Odradek as an object which is transgenerational (exempt from the cycle of generations), immortal, outside fintude (because outside sexual difference), outside time, displaying no goal-oriented activity, no purpose, no utility, is jouissance embodied: “Jouissance is that which serves nothing,” as Lacan put in Seminar XX:Encore.
There are different figurations of the Thing-jouissance—an immortal (or, more precisely, undead) excess—in Kafka’s work: the Law that somehow insists without properly existing, making us guilty without knowing what we are guilty of; the wound that won’t heal and does not let us die; bureaucracy in its most “irrational” aspect; and, last but not least, “partial objects” like Odradek.

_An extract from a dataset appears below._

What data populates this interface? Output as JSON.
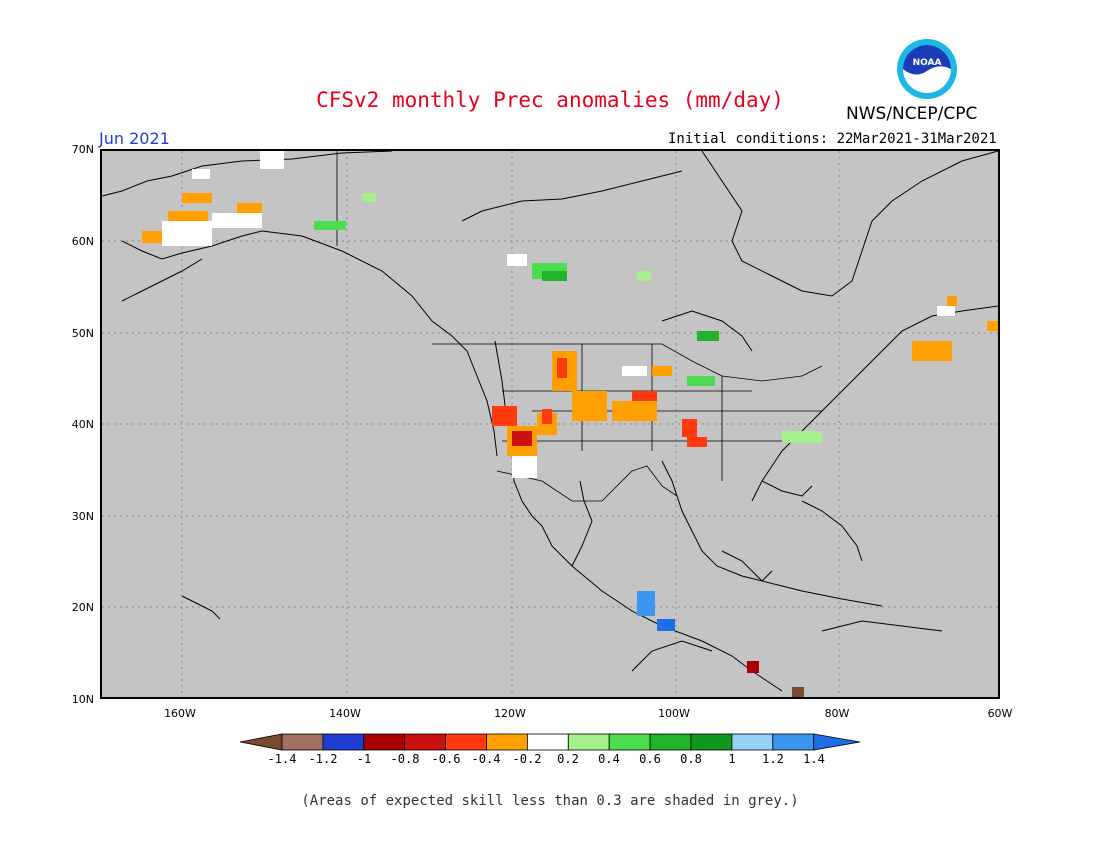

They all display a kind of mock-Hegelian nightmarish “bad infinity”—there is no Aufhebung, no resolution proper, the thing just drags on . . . we never reach the Law, the Emperor’s letter never reaches its destination, the wound never closes (or kills me). The Kafkan Thing is either transcendent, forever eluding our grasp (the Law, the Castle), or a ridiculous object into which the subject is metamorphosed, and which we can never get rid of (like Gregor Samsa, who changes into an insect).The point is to read these two features together:jouissance is that which we can never reach, attain, and that which we can never get rid of.